The new set uses 4K technology that Sony says displays higher-resolution images than conventional high-definition models. Sony sees growing demand for larger sets in developed markets such as North America and Japan, and better picture quality will help lure buyers, said Masashi Imamura, a senior vice president in charge of Sony’s home entertainment products.
“I can’t be optimistic,” said Nobuo Kurahashi, an analyst at Mizuho Investors Securities Co., who rates Sony neutral, or hold.
“It’s possible that the TV revitalization plan may be ahead of schedule, as the targets may be conservative,” Kurahashi said. “However, it doesn’t mean that Sony as a whole is doing well.”
Panasonic Corp. and Sharp Corp., which also are losing money in TVs, are using the CEATEC exhibition to showcase their profitable home appliances, including network-connected refrigerators.
“Japanese consumer makers have abandoned their old habit of lining up TVs to compare each other whose is the biggest,” said Yoshiharu Izumi, an analyst at JPMorgan Chase & Co. in Tokyo. “Each company has a different message this year, depending on their expertise. For Sony, it’s the expertise used in high-end professional products leading to the new 4K set.”

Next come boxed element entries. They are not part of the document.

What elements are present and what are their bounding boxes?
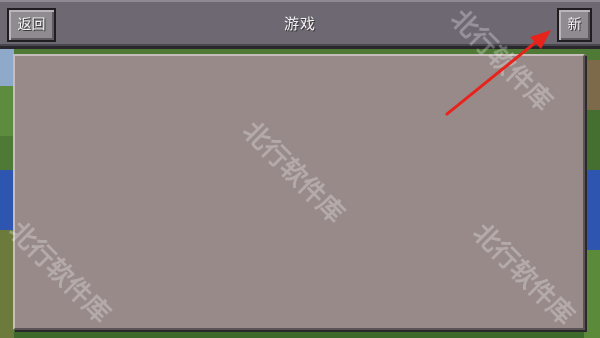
page-title: 游戏 <box>283 15 316 33</box>
worlds-list-panel <box>13 54 585 330</box>
new-button[interactable]: 新 <box>557 8 592 42</box>
top-bar: 返回 游戏 新 <box>0 0 600 49</box>
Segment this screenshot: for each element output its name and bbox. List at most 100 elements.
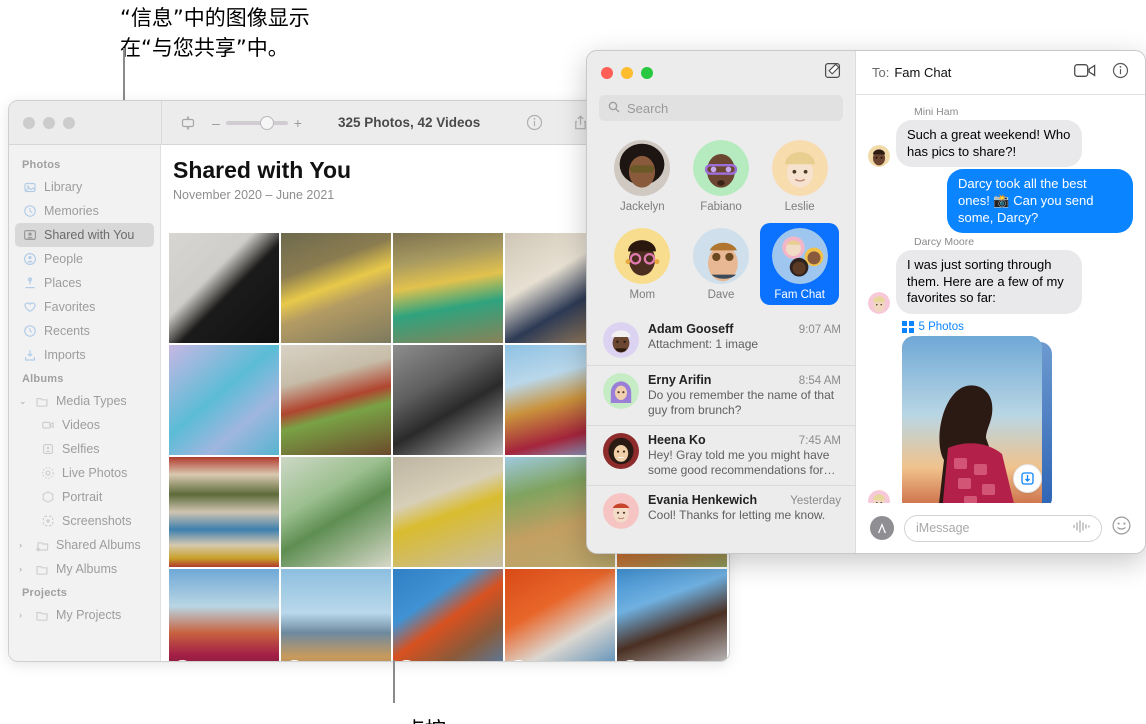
pinned-conversation-jackelyn[interactable]: Jackelyn	[603, 135, 682, 217]
thread-title[interactable]: Fam Chat	[894, 65, 951, 80]
messages-window: Search Jackelyn Fabiano Leslie Mom Dave Fam C…	[586, 50, 1146, 554]
pinned-conversation-mom[interactable]: Mom	[603, 223, 682, 305]
library-icon	[23, 180, 37, 194]
facetime-video-icon[interactable]	[1074, 63, 1096, 83]
callout-top-leader-line	[123, 48, 125, 108]
zoom-button[interactable]	[63, 116, 75, 129]
photo-tile[interactable]	[169, 457, 279, 567]
photo-tile[interactable]	[617, 569, 727, 661]
photo-tile[interactable]	[393, 457, 503, 567]
shared-album-icon	[35, 538, 49, 552]
emoji-smiley-icon[interactable]	[1112, 516, 1131, 540]
sidebar-item-my-projects[interactable]: › My Projects	[15, 603, 154, 627]
avatar	[603, 373, 639, 409]
disclosure-triangle-icon[interactable]: ›	[19, 540, 28, 550]
sidebar-item-label: My Projects	[56, 608, 122, 622]
sidebar-item-recents[interactable]: Recents	[15, 319, 154, 343]
zoom-slider-track[interactable]	[225, 115, 288, 130]
photo-tile[interactable]	[281, 345, 391, 455]
photo-tile[interactable]	[169, 345, 279, 455]
sidebar-item-screenshots[interactable]: Screenshots	[15, 509, 154, 533]
pinned-conversation-leslie[interactable]: Leslie	[760, 135, 839, 217]
photo-tile[interactable]	[281, 233, 391, 343]
conversation-list-item[interactable]: Heena Ko 7:45 AM Hey! Gray told me you mig…	[587, 425, 855, 485]
sidebar-item-my-albums[interactable]: › My Albums	[15, 557, 154, 581]
photo-tile[interactable]	[505, 569, 615, 661]
conversation-name: Erny Arifin	[648, 373, 712, 387]
comment-bubble-icon[interactable]	[623, 660, 638, 661]
clock-icon	[23, 324, 37, 338]
message-bubble: Such a great weekend! Who has pics to sh…	[896, 120, 1082, 168]
zoom-in-label[interactable]: +	[294, 115, 302, 131]
info-icon[interactable]	[1112, 62, 1129, 84]
sidebar-item-label: Recents	[44, 324, 90, 338]
comment-bubble-icon[interactable]	[399, 660, 414, 661]
comment-bubble-icon[interactable]	[175, 660, 190, 661]
compose-icon[interactable]	[824, 62, 841, 84]
messages-window-controls[interactable]	[601, 67, 653, 79]
photo-stack-attachment[interactable]	[902, 336, 1052, 503]
sidebar-item-memories[interactable]: Memories	[15, 199, 154, 223]
message-bubble: I was just sorting through them. Here ar…	[896, 250, 1082, 314]
sidebar-item-library[interactable]: Library	[15, 175, 154, 199]
zoom-button[interactable]	[641, 67, 653, 79]
avatar	[614, 140, 671, 196]
message-composer: iMessage	[856, 503, 1145, 553]
conversation-list-item[interactable]: Evania Henkewich Yesterday Cool! Thanks fo…	[587, 485, 855, 536]
photos-window-controls[interactable]	[9, 116, 161, 129]
photo-tile[interactable]	[393, 569, 503, 661]
sidebar-item-shared-with-you[interactable]: Shared with You	[15, 223, 154, 247]
comment-bubble-icon[interactable]	[511, 660, 526, 661]
photo-tile[interactable]	[281, 569, 391, 661]
sidebar-item-people[interactable]: People	[15, 247, 154, 271]
pinned-conversation-fabiano[interactable]: Fabiano	[682, 135, 761, 217]
comment-bubble-icon[interactable]	[287, 660, 302, 661]
sidebar-item-selfies[interactable]: Selfies	[15, 437, 154, 461]
conversation-list-item[interactable]: Erny Arifin 8:54 AM Do you remember the na…	[587, 365, 855, 425]
photo-tile[interactable]	[281, 457, 391, 567]
zoom-slider-knob[interactable]	[259, 115, 274, 130]
sidebar-item-videos[interactable]: Videos	[15, 413, 154, 437]
pinned-conversation-label: Mom	[629, 289, 656, 301]
photo-tile[interactable]	[393, 233, 503, 343]
minimize-button[interactable]	[43, 116, 55, 129]
photo-tile[interactable]	[393, 345, 503, 455]
sidebar-item-portrait[interactable]: Portrait	[15, 485, 154, 509]
close-button[interactable]	[23, 116, 35, 129]
pinned-conversation-dave[interactable]: Dave	[682, 223, 761, 305]
conversation-list-item[interactable]: Adam Gooseff 9:07 AM Attachment: 1 image	[587, 315, 855, 365]
disclosure-triangle-icon[interactable]: ›	[19, 610, 28, 620]
pinned-conversation-fam-chat[interactable]: Fam Chat	[760, 223, 839, 305]
sidebar-item-places[interactable]: Places	[15, 271, 154, 295]
imessage-input[interactable]: iMessage	[904, 514, 1102, 542]
sidebar-item-label: Memories	[44, 204, 99, 218]
sidebar-toggle-icon[interactable]	[172, 108, 204, 138]
pinned-conversations: Jackelyn Fabiano Leslie Mom Dave Fam Chat	[587, 121, 855, 309]
sidebar-item-favorites[interactable]: Favorites	[15, 295, 154, 319]
sidebar-item-media-types[interactable]: ⌄ Media Types	[15, 389, 154, 413]
download-icon[interactable]	[1013, 464, 1042, 493]
message-sender-label: Mini Ham	[914, 106, 959, 118]
sidebar-item-label: Favorites	[44, 300, 96, 314]
disclosure-triangle-icon[interactable]: ›	[19, 564, 28, 574]
memories-icon	[23, 204, 37, 218]
audio-waveform-icon[interactable]	[1072, 520, 1090, 536]
app-store-icon[interactable]	[870, 516, 894, 540]
close-button[interactable]	[601, 67, 613, 79]
pinned-conversation-label: Fam Chat	[774, 289, 825, 301]
search-input[interactable]: Search	[599, 95, 843, 121]
minimize-button[interactable]	[621, 67, 633, 79]
zoom-slider[interactable]: – +	[212, 115, 302, 131]
disclosure-triangle-icon[interactable]: ⌄	[19, 396, 28, 407]
sidebar-item-imports[interactable]: Imports	[15, 343, 154, 367]
info-icon[interactable]	[518, 108, 550, 138]
sidebar-item-live-photos[interactable]: Live Photos	[15, 461, 154, 485]
photo-tile[interactable]	[169, 569, 279, 661]
attachment-count-chip[interactable]: 5 Photos	[902, 321, 1133, 333]
places-icon	[23, 276, 37, 290]
zoom-out-label[interactable]: –	[212, 115, 220, 131]
folder-icon	[35, 394, 49, 408]
message-thread: To: Fam Chat Mini Ham Such a great weeke…	[855, 51, 1145, 553]
photo-tile[interactable]	[169, 233, 279, 343]
sidebar-item-shared-albums[interactable]: › Shared Albums	[15, 533, 154, 557]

Sony said in August its main TV operation may lose about ¥80 billion this business year, which ends March 31, a ninth straight year of losses, adding to about ¥700 billion in losses since April 2004. Hirai is reducing the number of models and has sold stakes in display ventures as he tries to make the unit profitable in the year ending March 2014.
“We are ahead of plans in turning the TV business around,” Hirai said, without giving specifics.
“There are differences in product categories, but overall I think we are moving in the right direction,” he said when asked about the company’s full-year earnings outlook.
The company sold its stake in a liquid crystal display venture with Sharp in June after Sharp turned to Taiwan’s Foxconn Technology Group for a capital alliance that included the sale of a stake in the venture.
Sony ended a similar panel venture with Samsung last year as part of its plan to trim losses at the TV unit. Hirai has said the sale of that stake to the South Korean company will save about ¥50 billion.
In June, Sony agreed with Panasonic to develop TVs using organic light-emitting diode panel, or OLED, screens. The partnership, the first between the main TV operations at the two companies, is progressing smoothly, Hirai said.